The research of the Institute and the fund complexes that participated in the profile project provides strong evidence that the profile prospectus provides effective disclosure to investors. For example, according to the Institute's research, 70 percent of recent fund investors stated that the profile prospectus provides the right amount of information. Only 53 percent gave the same rating to the long-form prospectus; 41 percent stated that the long-form prospectus contains too much information. Indeed, according to the Institute's survey, 50 percent of all recent fund investors did not consult a long-form prospectus for any purpose before making their most recent purchase.

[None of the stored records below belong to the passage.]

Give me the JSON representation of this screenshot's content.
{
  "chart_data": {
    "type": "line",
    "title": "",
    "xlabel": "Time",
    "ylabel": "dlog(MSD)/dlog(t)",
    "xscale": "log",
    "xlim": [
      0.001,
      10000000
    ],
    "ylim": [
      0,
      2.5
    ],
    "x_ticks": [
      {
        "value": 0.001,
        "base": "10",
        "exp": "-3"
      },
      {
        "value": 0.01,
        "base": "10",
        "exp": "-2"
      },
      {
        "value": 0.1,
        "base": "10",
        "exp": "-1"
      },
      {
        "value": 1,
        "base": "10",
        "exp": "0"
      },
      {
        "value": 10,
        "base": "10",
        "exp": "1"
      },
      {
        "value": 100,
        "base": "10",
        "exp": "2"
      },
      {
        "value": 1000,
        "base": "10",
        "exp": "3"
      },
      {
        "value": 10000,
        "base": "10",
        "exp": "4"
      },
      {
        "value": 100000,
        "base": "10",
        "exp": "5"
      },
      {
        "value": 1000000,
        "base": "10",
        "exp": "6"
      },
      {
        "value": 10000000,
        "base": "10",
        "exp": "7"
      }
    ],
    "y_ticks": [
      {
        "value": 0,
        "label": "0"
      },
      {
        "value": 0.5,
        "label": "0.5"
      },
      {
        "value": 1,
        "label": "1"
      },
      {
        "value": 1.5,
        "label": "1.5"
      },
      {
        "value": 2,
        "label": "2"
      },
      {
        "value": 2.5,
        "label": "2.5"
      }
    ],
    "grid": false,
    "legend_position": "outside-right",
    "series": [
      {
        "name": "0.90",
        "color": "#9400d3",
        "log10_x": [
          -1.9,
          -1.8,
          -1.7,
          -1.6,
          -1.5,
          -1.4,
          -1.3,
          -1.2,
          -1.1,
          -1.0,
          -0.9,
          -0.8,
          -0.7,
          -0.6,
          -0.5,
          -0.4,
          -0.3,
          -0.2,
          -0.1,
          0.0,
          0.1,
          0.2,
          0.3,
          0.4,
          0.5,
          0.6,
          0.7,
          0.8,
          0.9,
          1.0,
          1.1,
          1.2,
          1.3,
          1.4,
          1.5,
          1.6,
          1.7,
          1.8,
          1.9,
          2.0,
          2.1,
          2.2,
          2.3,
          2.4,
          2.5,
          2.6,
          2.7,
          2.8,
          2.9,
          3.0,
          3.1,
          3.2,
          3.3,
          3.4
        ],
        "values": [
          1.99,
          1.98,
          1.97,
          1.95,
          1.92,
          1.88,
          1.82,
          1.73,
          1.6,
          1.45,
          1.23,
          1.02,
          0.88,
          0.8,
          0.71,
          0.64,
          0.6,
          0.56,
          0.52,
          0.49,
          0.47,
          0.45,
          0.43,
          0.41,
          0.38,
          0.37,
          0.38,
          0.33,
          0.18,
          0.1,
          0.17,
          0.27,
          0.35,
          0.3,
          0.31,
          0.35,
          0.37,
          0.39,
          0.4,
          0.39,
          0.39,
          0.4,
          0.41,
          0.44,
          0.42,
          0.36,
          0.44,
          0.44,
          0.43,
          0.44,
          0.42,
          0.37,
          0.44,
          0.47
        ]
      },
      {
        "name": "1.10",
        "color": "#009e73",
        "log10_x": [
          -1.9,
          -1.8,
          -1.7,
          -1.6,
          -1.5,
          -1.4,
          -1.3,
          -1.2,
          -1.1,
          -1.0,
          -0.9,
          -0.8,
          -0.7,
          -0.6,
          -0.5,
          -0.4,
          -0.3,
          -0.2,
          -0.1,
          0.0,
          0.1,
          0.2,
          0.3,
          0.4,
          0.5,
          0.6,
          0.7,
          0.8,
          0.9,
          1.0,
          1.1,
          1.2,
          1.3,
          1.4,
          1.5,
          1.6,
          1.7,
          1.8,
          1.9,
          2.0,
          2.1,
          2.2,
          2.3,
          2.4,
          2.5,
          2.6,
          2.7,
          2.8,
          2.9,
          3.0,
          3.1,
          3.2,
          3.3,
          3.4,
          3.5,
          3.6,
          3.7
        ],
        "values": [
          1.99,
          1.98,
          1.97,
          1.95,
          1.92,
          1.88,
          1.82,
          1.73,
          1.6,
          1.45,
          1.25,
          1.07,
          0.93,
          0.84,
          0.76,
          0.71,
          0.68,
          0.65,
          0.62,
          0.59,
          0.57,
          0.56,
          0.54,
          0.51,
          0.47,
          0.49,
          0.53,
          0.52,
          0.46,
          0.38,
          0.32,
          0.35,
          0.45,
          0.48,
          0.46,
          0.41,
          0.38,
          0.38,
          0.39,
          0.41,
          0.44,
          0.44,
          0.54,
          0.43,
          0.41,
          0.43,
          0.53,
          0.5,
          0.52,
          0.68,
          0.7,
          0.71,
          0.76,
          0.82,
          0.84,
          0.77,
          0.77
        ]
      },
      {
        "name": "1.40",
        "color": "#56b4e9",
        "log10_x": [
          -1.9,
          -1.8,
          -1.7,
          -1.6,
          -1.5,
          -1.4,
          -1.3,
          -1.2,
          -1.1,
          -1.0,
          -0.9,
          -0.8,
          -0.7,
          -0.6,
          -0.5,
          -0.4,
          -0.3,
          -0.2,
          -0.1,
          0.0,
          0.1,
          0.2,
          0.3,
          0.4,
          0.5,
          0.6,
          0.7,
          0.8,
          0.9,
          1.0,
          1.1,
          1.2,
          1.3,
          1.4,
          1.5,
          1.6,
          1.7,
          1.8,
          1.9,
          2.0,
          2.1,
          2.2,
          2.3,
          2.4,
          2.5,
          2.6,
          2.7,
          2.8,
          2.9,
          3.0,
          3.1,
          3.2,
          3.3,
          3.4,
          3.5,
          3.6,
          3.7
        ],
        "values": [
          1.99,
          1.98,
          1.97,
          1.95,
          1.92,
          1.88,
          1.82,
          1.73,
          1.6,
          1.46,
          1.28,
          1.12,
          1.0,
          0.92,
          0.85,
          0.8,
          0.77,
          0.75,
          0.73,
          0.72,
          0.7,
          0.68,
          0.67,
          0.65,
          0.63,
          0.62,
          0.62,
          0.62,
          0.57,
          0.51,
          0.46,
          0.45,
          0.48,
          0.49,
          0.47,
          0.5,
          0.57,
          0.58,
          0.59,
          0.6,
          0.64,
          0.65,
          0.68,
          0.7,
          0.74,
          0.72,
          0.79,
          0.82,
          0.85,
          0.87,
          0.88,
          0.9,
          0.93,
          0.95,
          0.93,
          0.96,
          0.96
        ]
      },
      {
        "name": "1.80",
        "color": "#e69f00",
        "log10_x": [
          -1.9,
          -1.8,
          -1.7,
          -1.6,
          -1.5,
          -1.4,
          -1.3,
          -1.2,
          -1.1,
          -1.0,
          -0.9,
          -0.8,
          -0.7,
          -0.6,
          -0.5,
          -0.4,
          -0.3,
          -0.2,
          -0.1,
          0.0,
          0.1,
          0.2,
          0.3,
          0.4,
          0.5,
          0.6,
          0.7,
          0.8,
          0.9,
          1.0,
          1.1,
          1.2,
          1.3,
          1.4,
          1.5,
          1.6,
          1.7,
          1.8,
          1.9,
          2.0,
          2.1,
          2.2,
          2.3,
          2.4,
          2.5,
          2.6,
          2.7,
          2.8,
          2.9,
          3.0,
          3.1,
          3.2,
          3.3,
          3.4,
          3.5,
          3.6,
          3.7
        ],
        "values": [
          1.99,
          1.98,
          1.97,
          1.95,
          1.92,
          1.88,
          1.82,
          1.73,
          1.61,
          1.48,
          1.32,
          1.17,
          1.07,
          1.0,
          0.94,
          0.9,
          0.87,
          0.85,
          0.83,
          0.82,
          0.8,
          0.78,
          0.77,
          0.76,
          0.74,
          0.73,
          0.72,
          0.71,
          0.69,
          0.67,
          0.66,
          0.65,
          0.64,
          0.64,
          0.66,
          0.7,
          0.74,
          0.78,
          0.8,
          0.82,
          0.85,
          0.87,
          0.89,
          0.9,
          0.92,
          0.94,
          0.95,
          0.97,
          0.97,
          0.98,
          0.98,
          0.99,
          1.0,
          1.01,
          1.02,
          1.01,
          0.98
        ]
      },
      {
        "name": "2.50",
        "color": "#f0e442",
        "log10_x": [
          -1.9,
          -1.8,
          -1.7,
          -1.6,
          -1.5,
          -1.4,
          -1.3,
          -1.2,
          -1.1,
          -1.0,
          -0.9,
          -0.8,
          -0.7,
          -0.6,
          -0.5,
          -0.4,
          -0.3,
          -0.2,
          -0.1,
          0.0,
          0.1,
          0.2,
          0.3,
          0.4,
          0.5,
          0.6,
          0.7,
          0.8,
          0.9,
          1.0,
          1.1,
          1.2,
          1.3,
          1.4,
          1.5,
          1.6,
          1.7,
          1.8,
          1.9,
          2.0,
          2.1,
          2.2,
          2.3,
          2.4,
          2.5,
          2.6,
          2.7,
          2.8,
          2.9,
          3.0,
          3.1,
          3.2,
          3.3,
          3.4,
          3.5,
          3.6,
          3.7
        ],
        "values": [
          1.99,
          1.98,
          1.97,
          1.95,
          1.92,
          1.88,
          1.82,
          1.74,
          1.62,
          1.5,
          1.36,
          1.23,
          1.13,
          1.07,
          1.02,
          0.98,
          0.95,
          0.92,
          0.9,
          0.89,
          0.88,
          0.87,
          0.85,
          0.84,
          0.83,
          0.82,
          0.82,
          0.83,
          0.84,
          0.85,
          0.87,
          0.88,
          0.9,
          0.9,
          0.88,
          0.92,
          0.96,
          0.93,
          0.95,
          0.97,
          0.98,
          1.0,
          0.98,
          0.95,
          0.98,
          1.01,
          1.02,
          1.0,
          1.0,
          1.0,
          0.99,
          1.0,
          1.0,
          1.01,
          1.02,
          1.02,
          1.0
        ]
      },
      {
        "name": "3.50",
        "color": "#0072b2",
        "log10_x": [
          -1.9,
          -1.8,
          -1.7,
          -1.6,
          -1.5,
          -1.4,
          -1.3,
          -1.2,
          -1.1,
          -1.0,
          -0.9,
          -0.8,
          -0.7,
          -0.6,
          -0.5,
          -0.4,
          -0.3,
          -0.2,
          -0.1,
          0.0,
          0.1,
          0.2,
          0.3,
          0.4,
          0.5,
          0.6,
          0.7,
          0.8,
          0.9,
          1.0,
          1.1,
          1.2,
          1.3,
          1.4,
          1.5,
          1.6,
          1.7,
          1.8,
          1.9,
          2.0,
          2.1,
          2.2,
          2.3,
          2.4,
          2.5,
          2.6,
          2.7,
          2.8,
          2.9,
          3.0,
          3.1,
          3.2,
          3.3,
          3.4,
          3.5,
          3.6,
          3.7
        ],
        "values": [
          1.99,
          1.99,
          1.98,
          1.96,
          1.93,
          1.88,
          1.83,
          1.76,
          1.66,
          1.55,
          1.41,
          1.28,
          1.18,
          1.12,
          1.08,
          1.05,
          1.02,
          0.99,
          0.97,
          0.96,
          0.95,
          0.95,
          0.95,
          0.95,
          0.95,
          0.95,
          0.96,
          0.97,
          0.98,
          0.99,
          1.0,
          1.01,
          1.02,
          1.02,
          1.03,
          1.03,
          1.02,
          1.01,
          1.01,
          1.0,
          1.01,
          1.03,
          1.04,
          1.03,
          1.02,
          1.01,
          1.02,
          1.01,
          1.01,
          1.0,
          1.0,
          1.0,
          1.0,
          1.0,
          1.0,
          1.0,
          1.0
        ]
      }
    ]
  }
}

According to the Institute's research, shareholders find the profile prospectus easier to use than the long-form prospectus. For example, 56 percent of recent purchasers surveyed by the Institute found it very easy to understand information in the profile prospectus on investment risks. (Only 21 percent found it very easy to understand this information in the long-form prospectus.) Most shareholders—including those who consult the long-form prospectus—indicated they would like to receive the profile prospectus either alone or with the option to receive the long-form prospectus. Sixty-six percent of recent purchasers surveyed by the Institute stated that they would like to receive the profile prospectus alone or with the option to order the long-form prospectus.
All of these results are consistent with the findings of prospective investors and other surveys conducted by participating Institute members. Two members participating in the project also surveyed broker-dealers and other financial professionals concerning the profile prospectus, and found that most of these professionals would use the profile prospectus to help inform their clients concerning the characteristics of various mutual funds.
Based on the results of this research and our experience with the profile prospectus to date, the Institute has recommended that the Commission propose, for public comment, rules that would permit funds to distribute the profile prospectus for use by investors, at their option, to purchase shares or request the long-from prospectus. (All investors would receive the long-form prospectus, in any event, not later than the confirmation of purchase.) We also have recommended a number of enhancements be made to the profile prospectus including the following:
- a comparison of the fund's 1, 5, and 10-year total returns to the returns of either a broad-based securities market index or an appropriate fund index and, at the fund's option, the Treasury bill rate;
- disclosure concerning the fund's portfolio manager;
- a clear statement that loss of money is a risk of investing in the fund;
- risk disclosure specific to the type of fund, focusing on overall portfolio risks rather than risks of particular portfolio securities;
- for equity funds, specifically required disclosure of the criteria used for making investments and, for fixed income funds, disclosure of any general policies concerning average maturity or duration and credit quality;
- a prominent legend stating that the profile "contains key information about the fund" and that if the reader would like more information before investing, the reader should consult the mutual fund's long-form prospectus;
- in the same legend, a statement that, for details about a mutual fund's holdings or recent investment strategies, investors should review the mutual fund's most recent annual or semiannual report; and
- disclosure concerning the tax consequences of distributions.
Finally, the Institute also has urged that the Commission persist in its effort to simplify the long-form prospectus. Even if the Commission were to authorize use of the profile prospectus at an investor's option, the traditional prospectus will remain a helpful tool for existing shareholders, including those many investors who are able to use it effectively in making their investment decisions.